Opponents of the training facility, which they have dubbed "Cop City", said the three are organizers with the Atlanta Solidarity Fund, a non-profit organization and bail fund founded to provide legal support to anyone arrested while engaging in protest.
"I think that it is a really frightening and dangerous escalation by the police, by Mayor Andre Dickens, by Governor Brian Kemp against the right to protest and not just the right to protest but the ability to support those who have been criminalized for protesting," said community activist Micah Herskind.
Agents and officers executed a search warrant and found evidence linking the three suspects to the financial crimes, according to the GBI.
Authorities say all three individuals will be booked into a local jail and will have a bond hearing scheduled "soon."

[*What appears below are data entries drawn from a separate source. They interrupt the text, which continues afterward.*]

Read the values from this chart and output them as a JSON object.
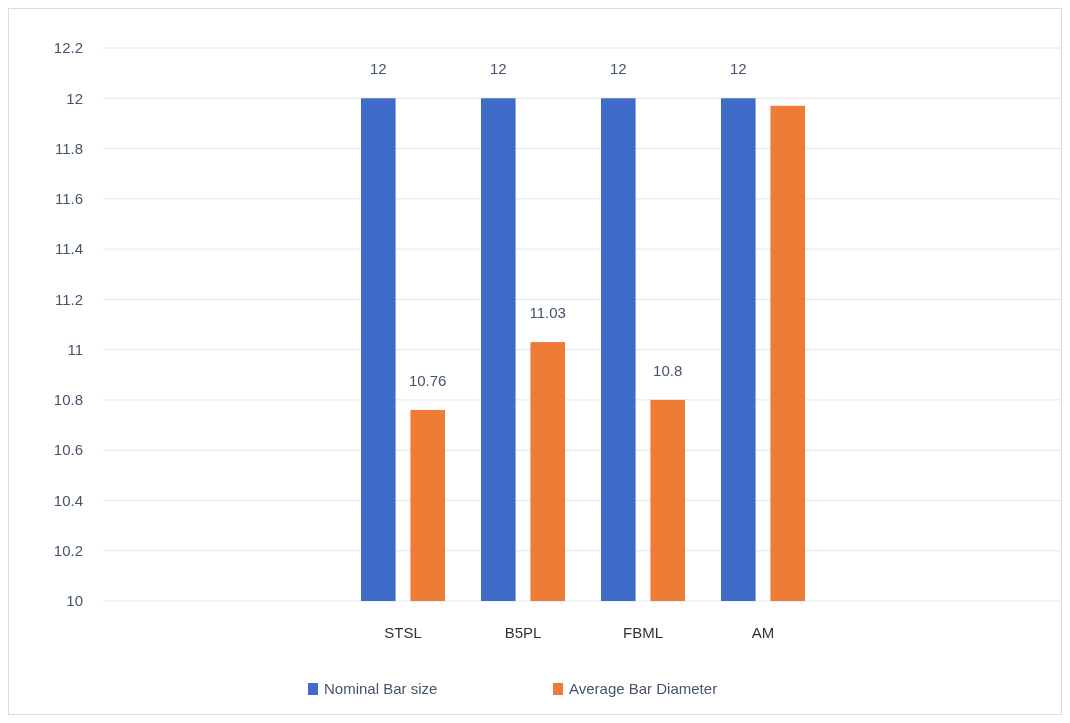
{
  "chart_data": {
    "type": "bar",
    "categories": [
      null,
      null,
      "STSL",
      "B5PL",
      "FBML",
      "AM",
      null,
      null
    ],
    "series": [
      {
        "name": "Nominal Bar size",
        "color": "#3f6cc9",
        "values": [
          null,
          null,
          12,
          12,
          12,
          12,
          null,
          null
        ],
        "value_labels": [
          null,
          null,
          "12",
          "12",
          "12",
          "12",
          null,
          null
        ]
      },
      {
        "name": "Average Bar Diameter",
        "color": "#ee7b36",
        "values": [
          null,
          null,
          10.76,
          11.03,
          10.8,
          11.97,
          null,
          null
        ],
        "value_labels": [
          null,
          null,
          "10.76",
          "11.03",
          "10.8",
          null,
          null,
          null
        ]
      }
    ],
    "ylim": [
      10,
      12.2
    ],
    "yticks": [
      10,
      10.2,
      10.4,
      10.6,
      10.8,
      11,
      11.2,
      11.4,
      11.6,
      11.8,
      12,
      12.2
    ],
    "grid": "y",
    "legend": "bottom"
  }
}
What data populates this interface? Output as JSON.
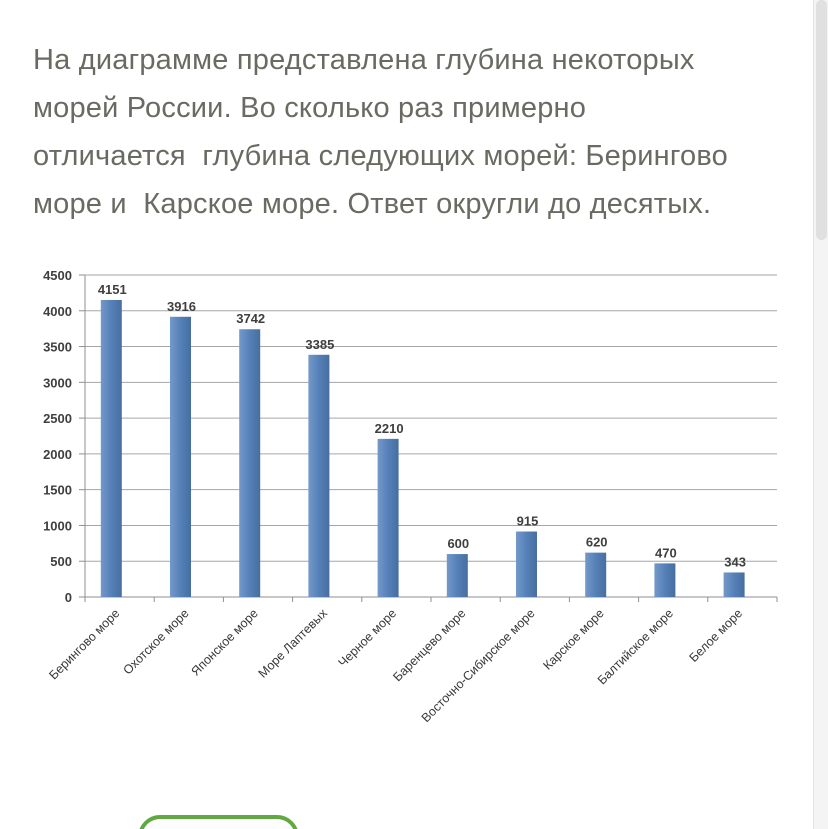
{
  "question": {
    "full_text": "На диаграмме представлена глубина некоторых морей России. Во сколько раз примерно отличается  глубина следующих морей: Берингово море и  Карское море. Ответ округли до десятых.",
    "lines": [
      "На диаграмме представлена глубина некоторых",
      "морей России. Во сколько раз примерно",
      "отличается  глубина следующих морей: Берингово",
      "море и  Карское море. Ответ округли до десятых."
    ],
    "text_color": "#686b62"
  },
  "chart_data": {
    "type": "bar",
    "title": "",
    "xlabel": "",
    "ylabel": "",
    "categories": [
      "Берингово море",
      "Охотское море",
      "Японское море",
      "Море Лаптевых",
      "Черное море",
      "Баренцево море",
      "Восточно-Сибирское море",
      "Карское море",
      "Балтийское море",
      "Белое море"
    ],
    "values": [
      4151,
      3916,
      3742,
      3385,
      2210,
      600,
      915,
      620,
      470,
      343
    ],
    "ylim": [
      0,
      4500
    ],
    "ytick_step": 500,
    "yticks": [
      0,
      500,
      1000,
      1500,
      2000,
      2500,
      3000,
      3500,
      4000,
      4500
    ],
    "grid": true,
    "legend": "none",
    "category_label_rotation_deg": -45,
    "bar_color": "#5580b8",
    "bar_color_light": "#7499ca",
    "bar_color_dark": "#466f9f",
    "gridline_color": "#a6a6a6",
    "axis_color": "#8f8f8f",
    "label_color": "#3f3f3f"
  },
  "answer_button": {
    "label": "",
    "border_color": "#61a843"
  }
}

FOX 5 cameras were there as law enforcement appeared to raid a home in east Atlanta.
Billy Heath/FOX 5 Atlanta
Late Thursday, the Department of Homeland Security released a statement clarifying information released in the warrants for the three arrestees:
"The Department of Homeland Security does not classify or designate any groups as domestic violent extremists. We use the term domestic violent extremism to refer to the conduct of groups or individuals in the United States who seek to advance their ideological goals through the unlawful use of violence and the term domestic violent extremist to refer generally to individuals based and operating primarily in the United States or its territories without direction or inspiration from a foreign terrorist group or other foreign power who seeks to further social or political goals, wholly or in part, through unlawful acts of force or violence. The mere advocacy of a particular political or social view/position, political activity, or the use of strong rhetoric does not constitute domestic violent extremism. The Department is committed to preventing all forms of terrorism and targeted violence, and does so in ways that protect privacy, civil rights, and civil liberties, and that adhere to all applicable laws. To that end, DHS regularly shares information regarding the heightened threat environment with federal, state, local, tribal, and territorial officials to ensure the safety and security of all communities across the country."
The GBI responded to that statement writing that "although DHS reports that they do not classify or designate any groups as domestic violent extremists, the description provided by DHS for a domestic violent extremist does in fact describe the behavior of the individuals of the group in question which is being investigated by the GBI multi-agency task force."